In my continuing hunt for soft upholstered furniture, I've heard that Monterrey is a center in Mexico. Does anyone have name(s) of manufacturer or showroom?


----------



## RacmanMx (Sep 2, 2011)

Try Rent-a-center. They have some great selections


----------



## TundraGreen (Jul 15, 2010)

RacmanMx said:


> Try Rent-a-center. They have some great selections


Did you notice that you are responding to a request that was made nearly two years ago. Conclinwh is still an active member here, but I don't know if he is still looking for furniture. Two years is a long time to go without sitting down on your soft upholstered furniture. 

Excuse me. Nearly three years ago.


----------



## RacmanMx (Sep 2, 2011)

lol!!! I just signed in and though i would just reply to something to see how this works. Is there many Expats in Monterrey? Are you?


----------



## TundraGreen (Jul 15, 2010)

RacmanMx said:


> lol!!! I just signed in and though i would just reply to something to see how this works. Is there many Expats in Monterrey? Are you?

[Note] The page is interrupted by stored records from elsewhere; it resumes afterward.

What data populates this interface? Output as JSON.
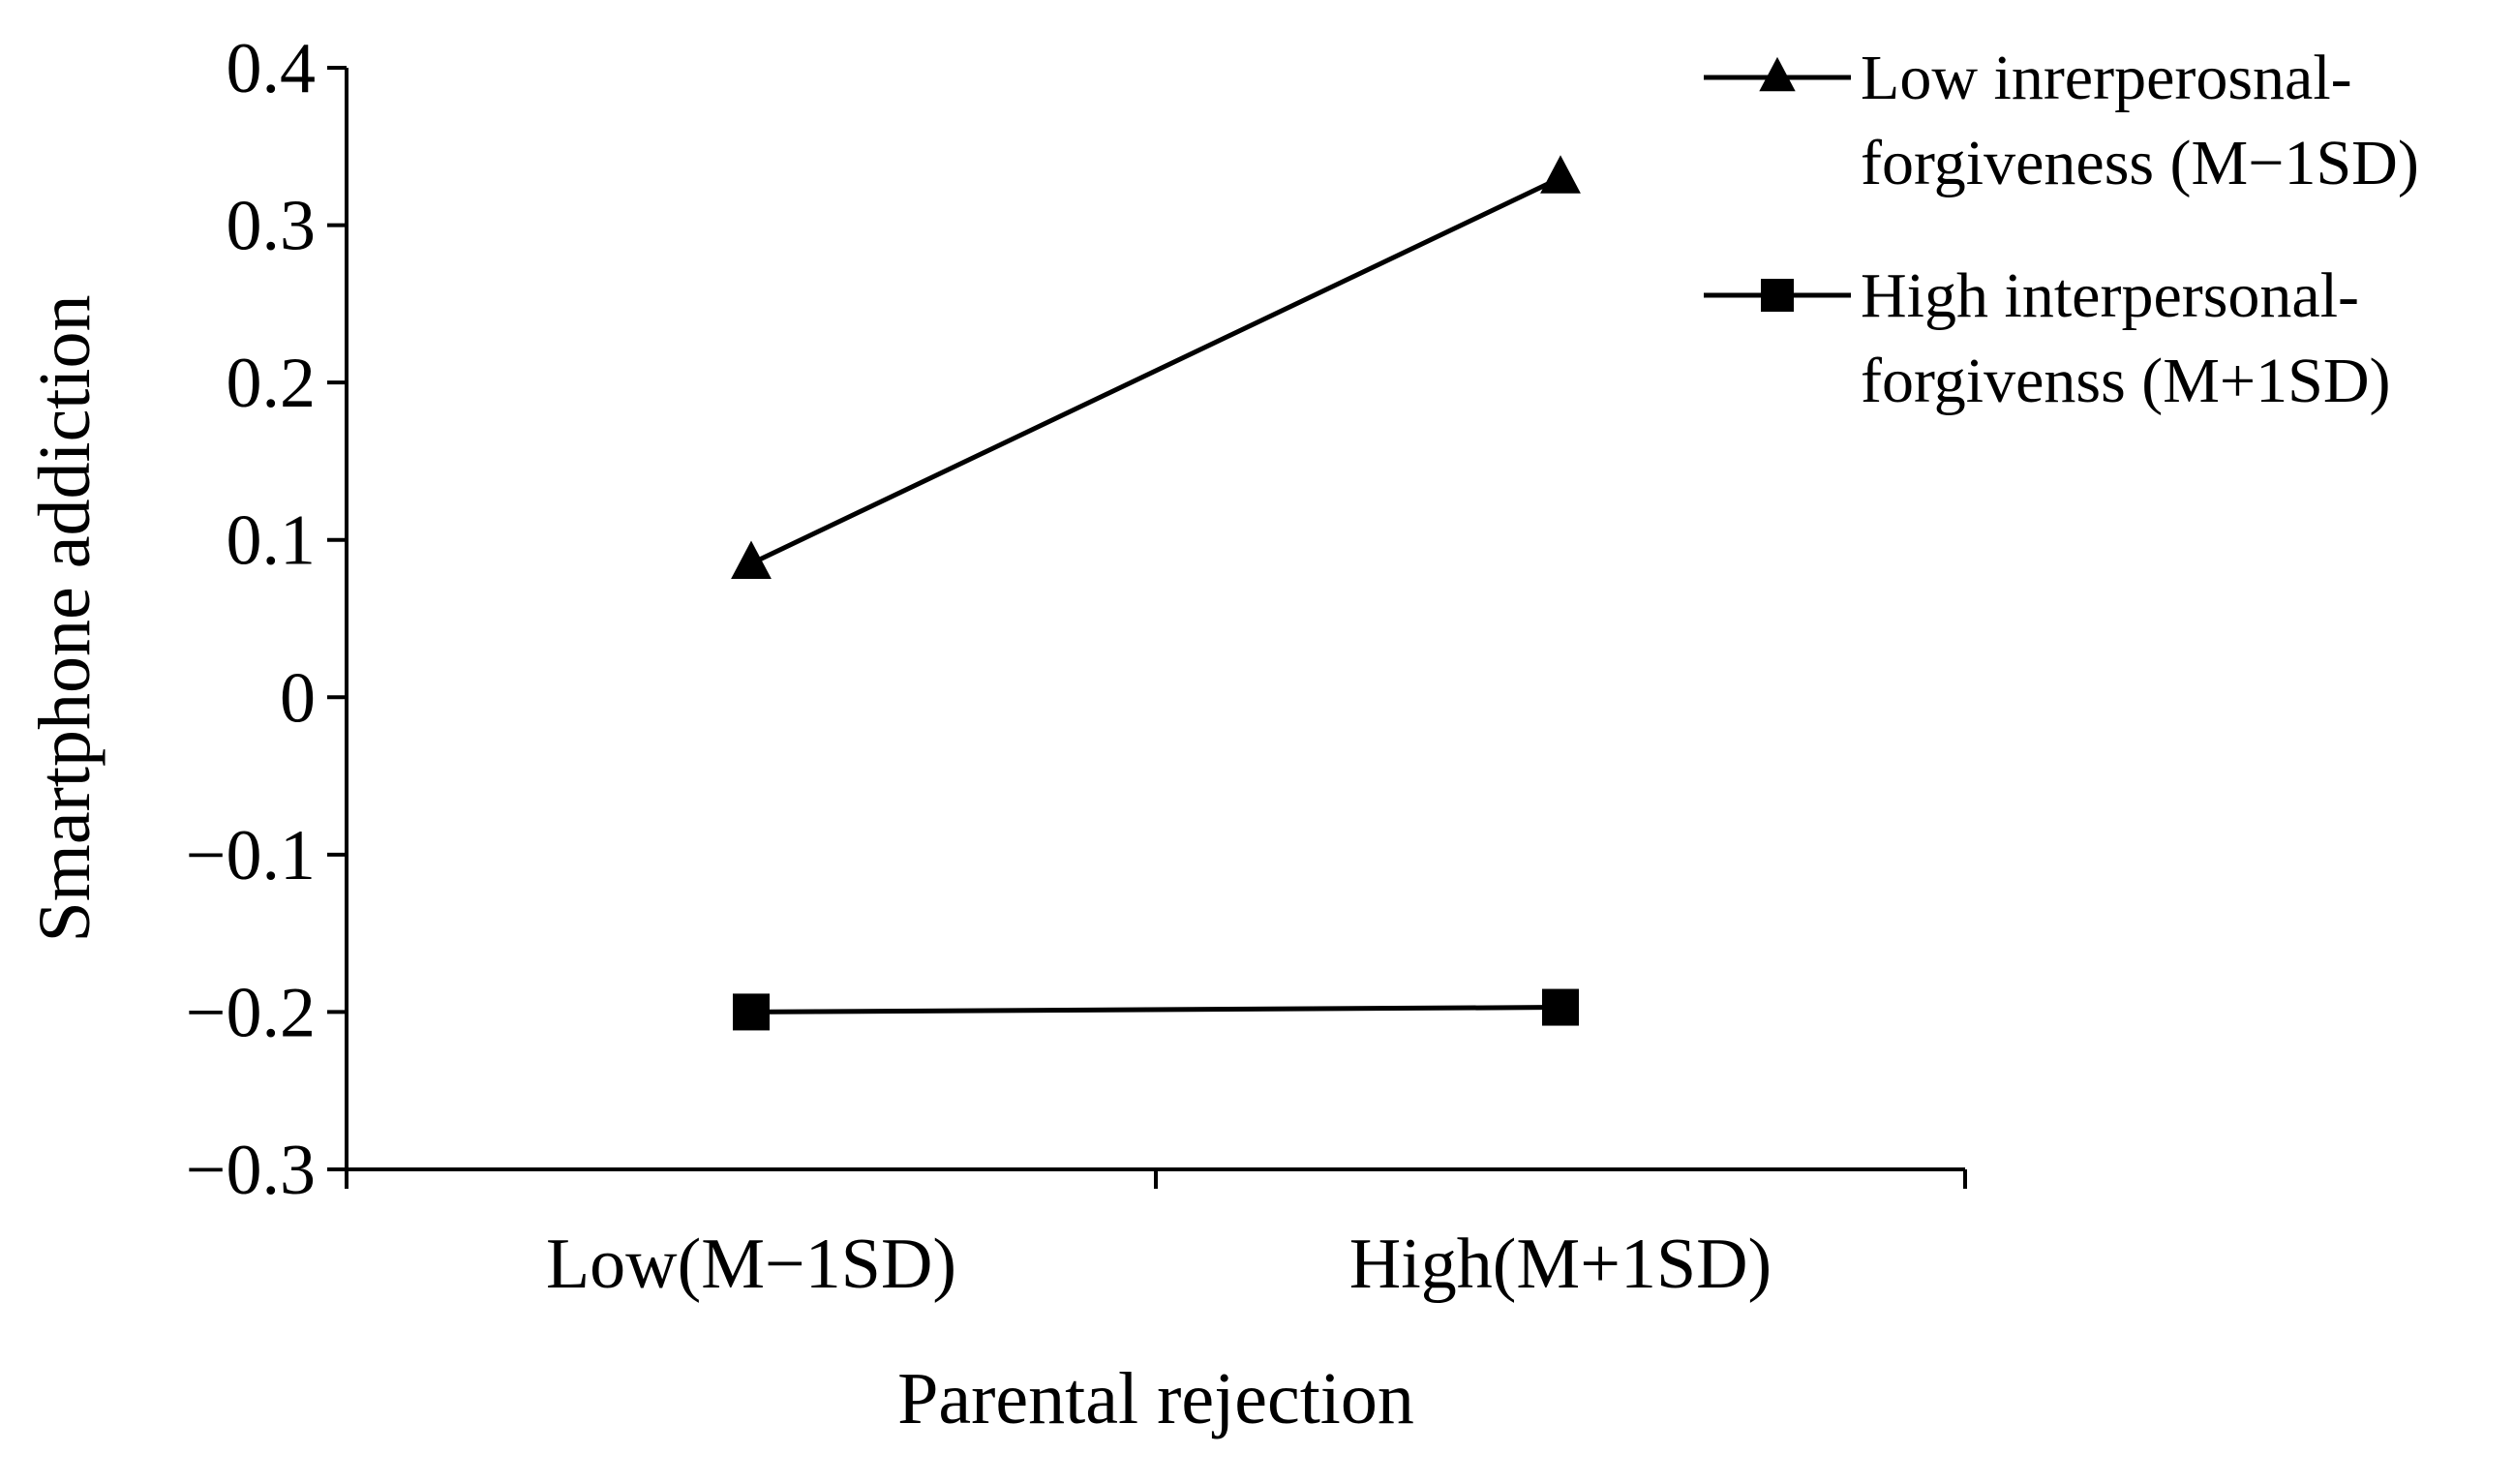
{
  "chart_data": {
    "type": "line",
    "title": "",
    "xlabel": "Parental rejection",
    "ylabel": "Smartphone addiction",
    "categories": [
      "Low(M−1SD)",
      "High(M+1SD)"
    ],
    "ylim": [
      -0.3,
      0.4
    ],
    "yticks": [
      "0.4",
      "0.3",
      "0.2",
      "0.1",
      "0",
      "−0.1",
      "−0.2",
      "−0.3"
    ],
    "grid": false,
    "legend_position": "top-right",
    "series": [
      {
        "name": "Low inrerperosnal-forgiveness (M−1SD)",
        "name_lines": [
          "Low inrerperosnal-",
          "forgiveness (M−1SD)"
        ],
        "marker": "triangle",
        "color": "#000000",
        "values": [
          0.085,
          0.33
        ]
      },
      {
        "name": "High interpersonal-forgivenss (M+1SD)",
        "name_lines": [
          "High interpersonal-",
          "forgivenss (M+1SD)"
        ],
        "marker": "square",
        "color": "#000000",
        "values": [
          -0.2,
          -0.197
        ]
      }
    ]
  }
}
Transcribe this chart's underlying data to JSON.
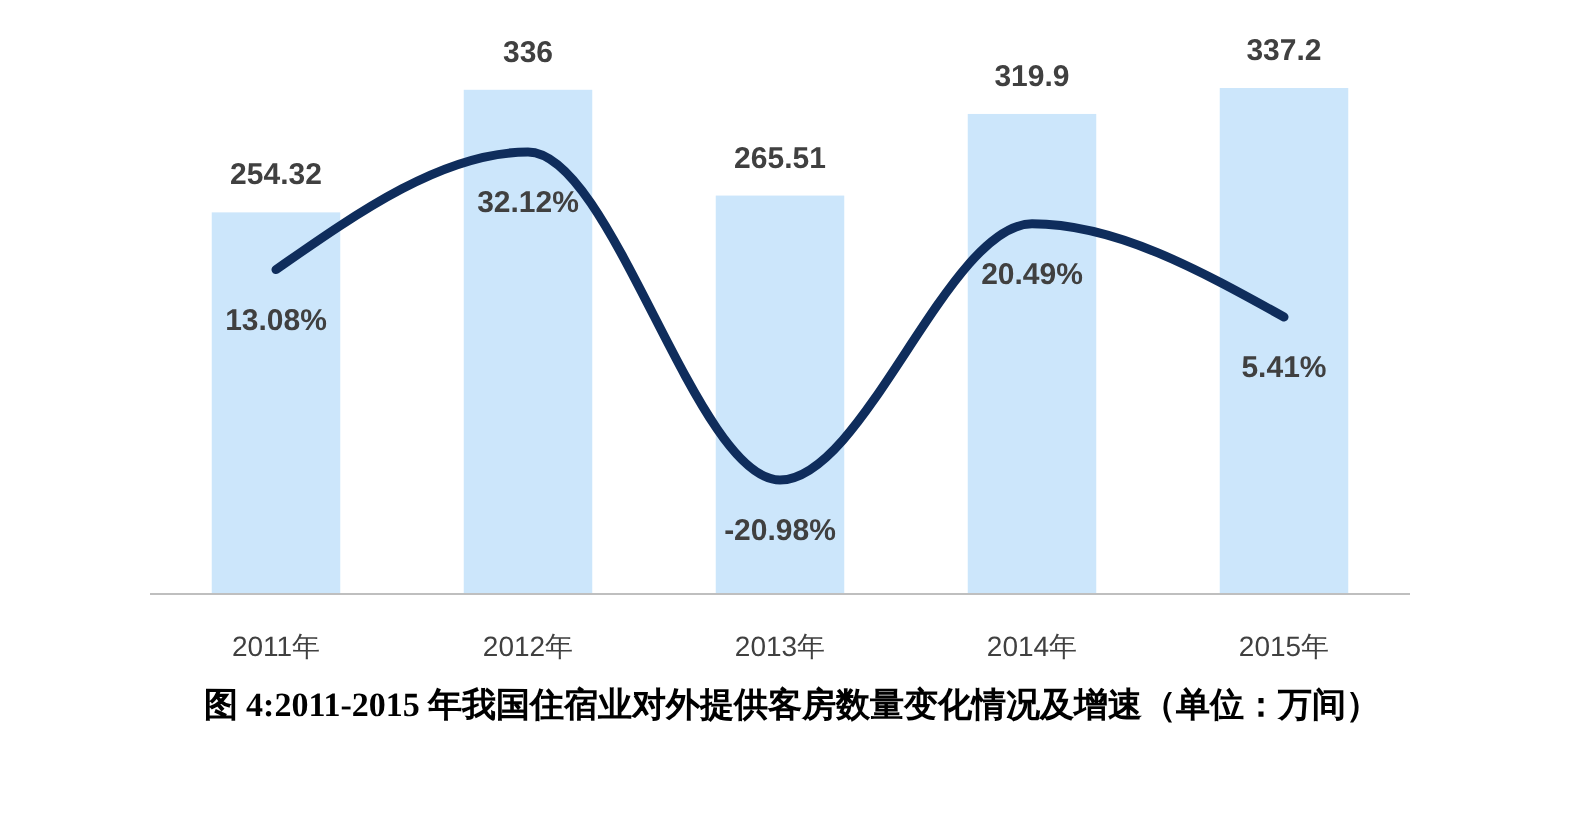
{
  "chart_data": {
    "type": "bar",
    "title": "图 4:2011-2015 年我国住宿业对外提供客房数量变化情况及增速（单位：万间）",
    "categories": [
      "2011年",
      "2012年",
      "2013年",
      "2014年",
      "2015年"
    ],
    "data_labels": true,
    "series": [
      {
        "color": "#cce6fb",
        "values": [
          254.32,
          336,
          265.51,
          319.9,
          337.2
        ]
      },
      {
        "type": "line",
        "axis": "y2",
        "color": "#0f2d5c",
        "values": [
          13.08,
          32.12,
          -20.98,
          20.49,
          5.41
        ],
        "value_labels": [
          "13.08%",
          "32.12%",
          "-20.98%",
          "20.49%",
          "5.41%"
        ]
      }
    ]
  }
}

I am in Guadalajara. You can tell where some people are from the location entry in the header to their postings. We do have several members either in Monterrey or thinking about moving there. If you put "Monterrey" in the Google search box at the top of the page you will get a list of all the posts including that word. Maybe that is how you found this thread.


----------